DENEMELER

Her Koşulda Kazanmak

“Eğer şükrederseniz artırırım.” ayeti kalbimizin bir köşesinde durur ve sık sık kendimize şükretmeyi hatırlatırız. Ne iyi. Rabbimizin şükredersek üzerimizdeki nimetini artıracağı yönündeki algımız pekâlâ doğru bir algıdır, fakat üzerimizdeki nimetler değişmediği halde Rabbimiz şükürle yine de artırır mı?

Şükretmek, şükredenin evvela bilincini değiştirir, bakış açısını genişletir, körlüğünü giderir. İlk başlarda nimetler artsın diye şükre başlayan kişi, zamanla şükretmediği fakat elinde bulunan pek çok nimete zaten sahip olduğunu anlar. Dün farkına varamadığı bir nimete bugün şükrederken, aslında üzerindeki nimetlerde hiç değişme olmasa bile bir artış yaşamıştır şükreden insan, çünkü şükredenin ‘farkına varma’ kabiliyeti de bir nimet sayıldığından, üzerindeki nimetler de artmış olur. “Şükrederseniz artırırım.” ayetinin vaadi her koşulda gerçekleşmiş olur.
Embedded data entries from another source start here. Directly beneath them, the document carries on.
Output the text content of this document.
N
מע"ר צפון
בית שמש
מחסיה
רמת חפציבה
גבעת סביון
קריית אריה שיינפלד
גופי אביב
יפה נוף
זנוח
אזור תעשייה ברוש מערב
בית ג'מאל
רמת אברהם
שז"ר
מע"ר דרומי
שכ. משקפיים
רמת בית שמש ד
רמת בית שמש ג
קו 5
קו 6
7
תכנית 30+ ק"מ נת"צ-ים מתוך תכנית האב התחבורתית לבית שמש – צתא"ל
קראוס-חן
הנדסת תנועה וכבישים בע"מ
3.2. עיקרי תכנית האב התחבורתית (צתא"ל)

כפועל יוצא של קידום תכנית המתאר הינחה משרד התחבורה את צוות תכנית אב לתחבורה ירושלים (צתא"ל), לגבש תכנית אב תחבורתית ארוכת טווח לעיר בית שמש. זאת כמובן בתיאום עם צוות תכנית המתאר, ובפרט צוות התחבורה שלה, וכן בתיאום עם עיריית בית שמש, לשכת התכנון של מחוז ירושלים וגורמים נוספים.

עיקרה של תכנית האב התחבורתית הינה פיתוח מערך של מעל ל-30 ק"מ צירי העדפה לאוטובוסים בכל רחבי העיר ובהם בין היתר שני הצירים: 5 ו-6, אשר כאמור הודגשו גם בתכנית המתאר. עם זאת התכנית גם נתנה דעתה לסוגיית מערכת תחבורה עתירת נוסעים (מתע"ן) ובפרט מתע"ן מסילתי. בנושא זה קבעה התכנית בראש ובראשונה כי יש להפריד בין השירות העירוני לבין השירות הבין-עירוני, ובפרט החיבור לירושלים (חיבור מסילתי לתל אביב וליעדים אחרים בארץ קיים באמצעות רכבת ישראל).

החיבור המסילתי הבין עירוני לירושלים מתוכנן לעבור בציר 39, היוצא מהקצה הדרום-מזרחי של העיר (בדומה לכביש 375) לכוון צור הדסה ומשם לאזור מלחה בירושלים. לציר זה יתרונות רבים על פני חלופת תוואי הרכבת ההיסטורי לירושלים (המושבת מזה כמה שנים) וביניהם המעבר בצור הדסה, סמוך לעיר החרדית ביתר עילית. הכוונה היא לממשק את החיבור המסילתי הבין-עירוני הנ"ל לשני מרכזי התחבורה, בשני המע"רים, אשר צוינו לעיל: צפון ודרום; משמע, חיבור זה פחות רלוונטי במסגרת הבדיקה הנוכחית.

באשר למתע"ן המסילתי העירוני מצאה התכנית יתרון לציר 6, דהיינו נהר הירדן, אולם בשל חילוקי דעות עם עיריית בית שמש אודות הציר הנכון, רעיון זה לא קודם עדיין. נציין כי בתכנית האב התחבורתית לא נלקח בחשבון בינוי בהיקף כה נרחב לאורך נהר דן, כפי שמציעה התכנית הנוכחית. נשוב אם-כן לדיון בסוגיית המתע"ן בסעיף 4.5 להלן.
“Luis Perez, kendisini bildi bileli hayatının başka türlü olması gerektiğini, bir gün kaderinin döneceğini, başka bir hayatın başlayacağını hayal ederdi. O gün, tam olarak 24 Temmuz 2020’de, hayatındaki her şeyin olması gerektiği gibi olduğunu fark etti.” Rey Soledad

Şüphesiz şükür eylemi bir seçimdir. Köle olduğunun farkında olmayan bir insanın özgürlük nağraları atması, aslında köle olduğunun farkına varmasının (bilgisinin) yaşatacağı acıya hazır olmadığının göstergesinden başka nedir? “Bu, bana ancak bilgim sayesinde verilmiştir”  ayetinde ifade edildiği gibi bilgi hayattaki en ağır yüklerden, fitnelerden biridir. İlim bilmek kendin bilmekse, kendini bilmenin tek bir yolu vardır, acı çekmek.

İlim deyince Platon’un mağara alegorisini anmak gerekir ki, Daniel R. DeNicola’nın Cehaleti Anlamak adlı kitabında şu şekilde anlatılıyor:

 “İnsanlar büyük bir mağarada karanlığa hapsolmuşlardır; bacaklarından ve boyunlarından zincire vurulmuşlardır, hareket edemezler hatta başlarını bile çeviremezler. Çocukluklarından bu yana böyle hapsoldukları için dışarıdaki hayata dair anıları yoktur. Önlerinde tanımadıkları objelerin hareket eden gölgeleri vardır; arkalarında duran ve yalan söyleyen titrek bir ateşle aydınlanmaktadırlar. Bu gölgelerin ve hiç göremedikleri bekçilerinin yankılanan seslerinden başka hiçbir şey bilmemektedirler. Hayatlarını böylesine bir kara cahillik halinde idame ettirirler. (…)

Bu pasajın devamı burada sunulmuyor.